Retinoic acid protects cardiomyocytes from high glucose-induced apoptosis through inhibition of NF-κB signaling Pathway

• Published in: Journal of cellular physiology Vol. 228; no. 2; pp. 380 - 392
• Main Authors: Nizamutdinova, Irina T., Guleria, Rakeshwar S., Singh, Amar B., Kendall Jr, Jonathan A., Baker, Kenneth M., Pan, Jing
• Format: Journal Article
• Language: English
• Published: Hoboken Wiley Subscription Services, Inc., A Wiley Company 01.02.2013
• Subjects: Animals; Apoptosis - drug effects; Cytokines - biosynthesis; Cytoprotection; Gene Expression Regulation - drug effects; Hyperglycemia - complications; I-kappa B Kinase - metabolism; Male; Myocytes, Cardiac - drug effects; NF-kappa B - drug effects; Phosphorylation; Protein Phosphatase 2 - drug effects; Rats; Rats, Zucker; Signal Transduction - drug effects; Tetrahydronaphthalenes - pharmacology; Tretinoin - pharmacology
• ISSN: 0021-9541; 1097-4652
• DOI: 10.1002/jcp.24142

We have previously shown that retinoic acid (RA) has protective effects on high glucose (HG)‐induced cardiomyocyte apoptosis.
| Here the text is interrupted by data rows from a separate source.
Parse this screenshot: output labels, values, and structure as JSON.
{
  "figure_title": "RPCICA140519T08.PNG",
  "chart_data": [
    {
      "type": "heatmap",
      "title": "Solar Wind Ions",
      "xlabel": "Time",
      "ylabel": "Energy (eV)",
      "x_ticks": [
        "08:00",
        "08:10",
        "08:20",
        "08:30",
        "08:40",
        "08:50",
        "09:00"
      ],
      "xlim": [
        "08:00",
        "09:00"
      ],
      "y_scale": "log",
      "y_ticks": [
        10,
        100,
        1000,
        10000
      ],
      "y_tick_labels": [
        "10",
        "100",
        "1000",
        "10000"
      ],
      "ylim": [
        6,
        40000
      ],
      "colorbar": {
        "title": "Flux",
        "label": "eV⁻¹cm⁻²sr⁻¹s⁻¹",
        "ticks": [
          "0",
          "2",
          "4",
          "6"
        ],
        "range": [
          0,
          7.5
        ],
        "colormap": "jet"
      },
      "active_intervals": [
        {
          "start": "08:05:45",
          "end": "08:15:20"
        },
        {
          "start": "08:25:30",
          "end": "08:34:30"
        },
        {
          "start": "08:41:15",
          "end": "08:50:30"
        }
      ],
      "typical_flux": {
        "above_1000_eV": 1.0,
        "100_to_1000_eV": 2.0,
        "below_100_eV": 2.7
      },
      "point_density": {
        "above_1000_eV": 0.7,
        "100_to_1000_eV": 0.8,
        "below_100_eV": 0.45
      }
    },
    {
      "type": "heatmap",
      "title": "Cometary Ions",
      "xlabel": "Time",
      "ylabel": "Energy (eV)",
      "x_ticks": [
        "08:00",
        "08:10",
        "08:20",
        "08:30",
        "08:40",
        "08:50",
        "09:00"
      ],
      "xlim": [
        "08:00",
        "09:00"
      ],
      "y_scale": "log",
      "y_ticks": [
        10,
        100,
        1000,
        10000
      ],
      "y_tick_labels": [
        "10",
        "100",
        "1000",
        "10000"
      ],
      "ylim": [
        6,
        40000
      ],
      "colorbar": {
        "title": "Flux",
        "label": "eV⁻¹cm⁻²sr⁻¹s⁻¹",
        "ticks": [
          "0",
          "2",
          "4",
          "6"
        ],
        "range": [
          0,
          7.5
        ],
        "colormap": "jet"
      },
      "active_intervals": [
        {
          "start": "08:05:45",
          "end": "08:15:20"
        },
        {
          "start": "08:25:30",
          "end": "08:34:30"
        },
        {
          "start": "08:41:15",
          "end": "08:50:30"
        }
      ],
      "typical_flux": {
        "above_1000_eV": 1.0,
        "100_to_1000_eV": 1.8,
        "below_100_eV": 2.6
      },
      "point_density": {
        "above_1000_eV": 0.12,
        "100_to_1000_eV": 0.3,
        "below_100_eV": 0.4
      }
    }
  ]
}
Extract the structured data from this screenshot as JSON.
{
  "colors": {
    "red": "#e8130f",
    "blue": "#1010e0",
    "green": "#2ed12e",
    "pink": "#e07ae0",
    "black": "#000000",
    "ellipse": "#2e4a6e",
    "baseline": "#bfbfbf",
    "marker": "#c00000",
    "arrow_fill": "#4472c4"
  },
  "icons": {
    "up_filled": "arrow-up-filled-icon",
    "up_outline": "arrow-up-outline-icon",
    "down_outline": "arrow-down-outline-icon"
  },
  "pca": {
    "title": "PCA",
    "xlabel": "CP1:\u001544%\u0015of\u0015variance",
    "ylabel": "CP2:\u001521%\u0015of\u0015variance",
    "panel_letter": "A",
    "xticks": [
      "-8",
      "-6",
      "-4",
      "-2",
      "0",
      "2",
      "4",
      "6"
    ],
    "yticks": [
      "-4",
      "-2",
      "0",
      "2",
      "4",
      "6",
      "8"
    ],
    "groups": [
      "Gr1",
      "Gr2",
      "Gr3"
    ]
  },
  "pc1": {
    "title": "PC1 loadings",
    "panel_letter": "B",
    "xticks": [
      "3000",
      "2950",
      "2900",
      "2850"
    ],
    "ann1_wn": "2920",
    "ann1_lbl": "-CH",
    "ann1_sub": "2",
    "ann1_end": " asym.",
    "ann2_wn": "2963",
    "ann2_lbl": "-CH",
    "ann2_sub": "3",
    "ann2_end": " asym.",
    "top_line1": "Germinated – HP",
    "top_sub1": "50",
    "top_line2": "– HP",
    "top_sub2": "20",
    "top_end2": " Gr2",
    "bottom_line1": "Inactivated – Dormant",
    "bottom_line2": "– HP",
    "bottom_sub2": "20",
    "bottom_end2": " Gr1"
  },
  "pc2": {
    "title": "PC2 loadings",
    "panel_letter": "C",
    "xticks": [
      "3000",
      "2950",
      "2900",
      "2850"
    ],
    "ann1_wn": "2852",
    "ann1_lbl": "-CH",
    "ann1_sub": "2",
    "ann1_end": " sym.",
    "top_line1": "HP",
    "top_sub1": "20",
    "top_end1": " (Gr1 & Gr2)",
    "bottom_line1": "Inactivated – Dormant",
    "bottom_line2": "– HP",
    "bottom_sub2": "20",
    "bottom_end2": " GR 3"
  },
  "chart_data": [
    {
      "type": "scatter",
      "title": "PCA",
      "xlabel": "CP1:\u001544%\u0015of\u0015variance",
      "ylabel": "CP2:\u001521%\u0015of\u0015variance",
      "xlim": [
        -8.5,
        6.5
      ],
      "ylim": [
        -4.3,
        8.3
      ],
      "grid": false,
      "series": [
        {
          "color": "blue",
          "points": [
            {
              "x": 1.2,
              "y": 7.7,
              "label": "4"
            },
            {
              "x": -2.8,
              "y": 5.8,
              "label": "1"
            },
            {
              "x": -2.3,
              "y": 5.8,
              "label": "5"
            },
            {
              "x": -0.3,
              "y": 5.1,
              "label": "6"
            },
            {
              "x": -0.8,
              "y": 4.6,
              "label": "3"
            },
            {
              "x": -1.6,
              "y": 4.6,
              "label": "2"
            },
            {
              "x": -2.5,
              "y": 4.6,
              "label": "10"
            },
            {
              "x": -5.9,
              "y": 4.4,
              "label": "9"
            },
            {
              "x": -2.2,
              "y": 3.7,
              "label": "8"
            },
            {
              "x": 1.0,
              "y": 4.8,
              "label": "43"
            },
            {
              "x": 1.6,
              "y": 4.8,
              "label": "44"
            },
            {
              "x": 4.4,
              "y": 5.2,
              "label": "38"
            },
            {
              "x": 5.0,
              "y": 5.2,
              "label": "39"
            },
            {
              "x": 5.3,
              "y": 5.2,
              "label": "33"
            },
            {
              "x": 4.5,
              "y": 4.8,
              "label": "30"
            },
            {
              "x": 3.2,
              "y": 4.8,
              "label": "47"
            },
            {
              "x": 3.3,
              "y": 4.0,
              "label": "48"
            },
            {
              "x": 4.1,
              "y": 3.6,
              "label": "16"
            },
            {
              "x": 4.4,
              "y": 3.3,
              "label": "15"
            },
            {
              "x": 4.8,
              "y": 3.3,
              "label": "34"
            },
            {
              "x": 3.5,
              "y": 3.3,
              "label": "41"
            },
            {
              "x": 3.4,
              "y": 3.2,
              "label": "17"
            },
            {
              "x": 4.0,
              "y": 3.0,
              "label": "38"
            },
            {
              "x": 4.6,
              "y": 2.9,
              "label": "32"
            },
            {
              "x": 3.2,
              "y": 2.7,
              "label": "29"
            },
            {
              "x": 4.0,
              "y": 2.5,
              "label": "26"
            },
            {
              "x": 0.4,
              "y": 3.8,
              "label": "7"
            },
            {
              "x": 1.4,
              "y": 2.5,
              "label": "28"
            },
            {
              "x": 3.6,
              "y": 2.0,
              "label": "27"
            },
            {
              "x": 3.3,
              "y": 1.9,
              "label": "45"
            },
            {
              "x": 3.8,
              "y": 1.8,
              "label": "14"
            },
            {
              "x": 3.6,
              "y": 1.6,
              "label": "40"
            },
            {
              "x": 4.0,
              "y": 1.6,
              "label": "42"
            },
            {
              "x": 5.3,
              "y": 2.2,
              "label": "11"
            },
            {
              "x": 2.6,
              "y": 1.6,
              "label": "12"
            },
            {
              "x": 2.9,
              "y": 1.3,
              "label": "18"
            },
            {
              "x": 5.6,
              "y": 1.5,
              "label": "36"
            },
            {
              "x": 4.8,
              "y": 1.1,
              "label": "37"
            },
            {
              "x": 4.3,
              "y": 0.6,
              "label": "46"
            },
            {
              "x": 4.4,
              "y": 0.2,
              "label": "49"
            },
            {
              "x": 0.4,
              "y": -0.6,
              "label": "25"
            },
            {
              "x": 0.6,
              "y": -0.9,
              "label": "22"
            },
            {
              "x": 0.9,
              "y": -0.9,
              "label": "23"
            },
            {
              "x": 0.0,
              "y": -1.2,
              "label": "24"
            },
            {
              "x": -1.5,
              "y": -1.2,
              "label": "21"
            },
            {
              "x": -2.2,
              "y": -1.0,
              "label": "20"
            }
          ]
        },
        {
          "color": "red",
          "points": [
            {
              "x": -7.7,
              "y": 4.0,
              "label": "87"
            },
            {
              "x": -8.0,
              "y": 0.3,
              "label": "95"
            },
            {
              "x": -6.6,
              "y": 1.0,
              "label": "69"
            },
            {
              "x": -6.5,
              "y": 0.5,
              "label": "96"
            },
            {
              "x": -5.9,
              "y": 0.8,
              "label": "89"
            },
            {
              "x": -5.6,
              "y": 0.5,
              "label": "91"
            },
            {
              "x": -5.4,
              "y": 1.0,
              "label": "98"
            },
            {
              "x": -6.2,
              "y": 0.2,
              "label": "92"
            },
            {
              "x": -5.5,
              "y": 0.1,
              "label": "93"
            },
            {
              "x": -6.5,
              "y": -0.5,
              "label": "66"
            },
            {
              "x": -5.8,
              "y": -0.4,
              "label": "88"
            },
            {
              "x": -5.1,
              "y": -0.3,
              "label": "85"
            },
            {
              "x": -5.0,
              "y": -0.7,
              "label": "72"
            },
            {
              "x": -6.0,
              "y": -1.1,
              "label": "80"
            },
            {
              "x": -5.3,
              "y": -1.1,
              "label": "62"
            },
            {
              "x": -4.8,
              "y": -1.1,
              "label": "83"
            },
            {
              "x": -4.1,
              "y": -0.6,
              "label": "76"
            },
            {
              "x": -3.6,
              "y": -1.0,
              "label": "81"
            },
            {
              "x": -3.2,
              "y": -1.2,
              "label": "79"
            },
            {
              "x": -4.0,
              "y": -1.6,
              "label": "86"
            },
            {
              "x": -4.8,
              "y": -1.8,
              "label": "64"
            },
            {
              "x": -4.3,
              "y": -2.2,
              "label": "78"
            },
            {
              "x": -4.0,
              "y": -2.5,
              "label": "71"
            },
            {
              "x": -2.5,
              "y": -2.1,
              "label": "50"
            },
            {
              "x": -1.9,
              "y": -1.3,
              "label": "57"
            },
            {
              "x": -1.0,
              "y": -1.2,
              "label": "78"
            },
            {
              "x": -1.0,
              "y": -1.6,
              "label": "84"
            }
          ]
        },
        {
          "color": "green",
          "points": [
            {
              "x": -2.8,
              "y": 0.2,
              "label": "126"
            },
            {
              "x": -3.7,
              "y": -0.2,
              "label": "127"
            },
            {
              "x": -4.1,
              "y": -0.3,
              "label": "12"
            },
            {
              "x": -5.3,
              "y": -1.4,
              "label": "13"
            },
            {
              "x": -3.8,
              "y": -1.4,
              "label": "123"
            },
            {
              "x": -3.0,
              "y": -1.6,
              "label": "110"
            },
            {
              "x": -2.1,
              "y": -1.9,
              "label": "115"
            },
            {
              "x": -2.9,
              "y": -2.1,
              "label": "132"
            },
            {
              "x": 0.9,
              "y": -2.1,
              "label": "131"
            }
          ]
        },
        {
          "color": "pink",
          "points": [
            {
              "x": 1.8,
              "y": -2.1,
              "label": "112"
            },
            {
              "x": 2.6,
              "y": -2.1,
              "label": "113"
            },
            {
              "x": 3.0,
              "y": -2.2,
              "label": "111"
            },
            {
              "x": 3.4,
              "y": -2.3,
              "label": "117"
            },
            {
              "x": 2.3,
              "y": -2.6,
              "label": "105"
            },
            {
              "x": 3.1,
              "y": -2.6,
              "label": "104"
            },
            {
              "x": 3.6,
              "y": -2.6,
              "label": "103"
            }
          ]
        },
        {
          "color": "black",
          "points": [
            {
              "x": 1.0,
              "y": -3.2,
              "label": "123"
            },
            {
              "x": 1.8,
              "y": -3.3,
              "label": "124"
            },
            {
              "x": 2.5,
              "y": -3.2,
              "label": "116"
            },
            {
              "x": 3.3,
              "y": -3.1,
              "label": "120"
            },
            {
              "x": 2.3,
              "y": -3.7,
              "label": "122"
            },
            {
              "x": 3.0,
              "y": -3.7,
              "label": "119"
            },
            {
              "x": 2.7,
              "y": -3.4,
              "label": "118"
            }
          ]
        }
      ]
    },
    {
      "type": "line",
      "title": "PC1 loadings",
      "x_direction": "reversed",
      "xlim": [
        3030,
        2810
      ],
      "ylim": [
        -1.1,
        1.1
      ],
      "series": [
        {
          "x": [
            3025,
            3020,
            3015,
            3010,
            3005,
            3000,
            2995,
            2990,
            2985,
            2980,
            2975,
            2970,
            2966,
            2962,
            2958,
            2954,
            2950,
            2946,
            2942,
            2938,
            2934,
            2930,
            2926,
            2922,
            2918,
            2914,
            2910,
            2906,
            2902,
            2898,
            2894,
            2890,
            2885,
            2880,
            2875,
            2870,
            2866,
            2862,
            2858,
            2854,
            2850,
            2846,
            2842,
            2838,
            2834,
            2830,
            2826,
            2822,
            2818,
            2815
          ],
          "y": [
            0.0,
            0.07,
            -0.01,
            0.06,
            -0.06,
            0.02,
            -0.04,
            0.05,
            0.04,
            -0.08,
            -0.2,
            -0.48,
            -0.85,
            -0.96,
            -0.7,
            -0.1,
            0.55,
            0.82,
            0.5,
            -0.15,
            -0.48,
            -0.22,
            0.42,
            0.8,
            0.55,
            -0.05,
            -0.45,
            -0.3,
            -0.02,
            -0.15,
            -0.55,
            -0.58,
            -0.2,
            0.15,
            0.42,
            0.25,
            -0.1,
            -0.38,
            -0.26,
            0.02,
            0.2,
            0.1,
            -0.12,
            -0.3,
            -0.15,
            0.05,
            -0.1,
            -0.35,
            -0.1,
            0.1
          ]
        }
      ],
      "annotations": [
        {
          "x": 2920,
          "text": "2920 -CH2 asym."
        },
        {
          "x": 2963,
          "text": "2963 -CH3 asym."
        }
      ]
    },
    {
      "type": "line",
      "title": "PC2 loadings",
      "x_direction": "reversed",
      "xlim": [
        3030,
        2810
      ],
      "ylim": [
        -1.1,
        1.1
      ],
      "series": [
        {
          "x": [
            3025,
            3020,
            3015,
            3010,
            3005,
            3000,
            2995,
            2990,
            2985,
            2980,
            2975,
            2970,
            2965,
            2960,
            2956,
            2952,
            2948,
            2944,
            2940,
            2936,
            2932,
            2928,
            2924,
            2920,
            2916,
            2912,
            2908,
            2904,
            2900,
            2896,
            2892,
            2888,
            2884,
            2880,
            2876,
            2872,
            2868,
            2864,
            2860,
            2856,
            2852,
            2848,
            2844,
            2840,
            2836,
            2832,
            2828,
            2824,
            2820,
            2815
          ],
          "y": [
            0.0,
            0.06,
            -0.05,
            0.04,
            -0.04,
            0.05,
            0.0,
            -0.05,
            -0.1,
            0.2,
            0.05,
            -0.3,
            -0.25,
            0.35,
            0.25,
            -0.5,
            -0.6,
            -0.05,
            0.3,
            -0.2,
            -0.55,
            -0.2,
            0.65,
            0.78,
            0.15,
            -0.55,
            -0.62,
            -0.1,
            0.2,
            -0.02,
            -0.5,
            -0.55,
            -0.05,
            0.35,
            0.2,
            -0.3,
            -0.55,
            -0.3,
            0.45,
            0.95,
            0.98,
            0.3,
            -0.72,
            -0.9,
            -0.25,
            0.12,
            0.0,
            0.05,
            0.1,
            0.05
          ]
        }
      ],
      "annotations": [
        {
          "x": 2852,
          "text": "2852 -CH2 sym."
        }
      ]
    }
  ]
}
To further elucidate the molecular mechanisms of RA effects, we determined the interaction between nuclear factor (NF)‐κB and RA signaling. HG induced a sustained phosphorylation of IKK/IκBα and transcriptional activation of NF‐κB in cardiomyocytes. Activated NF‐κB signaling has an important role in HG‐induced cardiomyocyte apoptosis and gene expression of interleukin‐6 (IL‐6), tumor necrosis factor (TNF)‐α, and monocyte chemoattractant protein‐1 (MCP‐1). All‐trans RA (ATRA) and LGD1069, through activation of RAR/RXR‐mediated signaling, inhibited the HG‐mediated effects in cardiomyocytes. The inhibitory effect of RA on NF‐κB activation was mediated through inhibition of IKK/IκBα phosphorylation. ATRA and LGD1069 treatment promoted protein phosphatase 2A (PP2A) activity, which was significantly suppressed by HG stimulation. The RA effects on IKK and IκBα were blocked by okadaic acid or silencing the expression of PP2Ac‐subunit, indicating that the inhibitory effect of RA on NF‐κB is regulated through activation of PP2A and subsequent dephosphorylation of IKK/IκBα. Moreover, ATRA and LGD1069 reversed the decreased PP2A activity and inhibited the activation of IKK/IκBα and gene expression of MCP‐1, IL‐6, and TNF‐α in the hearts of Zucker diabetic fatty rats. In summary, our findings suggest that the suppressed activation of PP2A contributed to sustained activation of NF‐κB in HG‐stimulated cardiomyocytes; and that the protective effect of RA on hyperglycemia‐induced cardiomyocyte apoptosis and inflammatory responses is partially regulated through activation of PP2A and suppression of NF‐κB‐mediated signaling and downstream targets. J. Cell. Physiol. 228: 380–392, 2013. © 2012 Wiley Periodicals, Inc.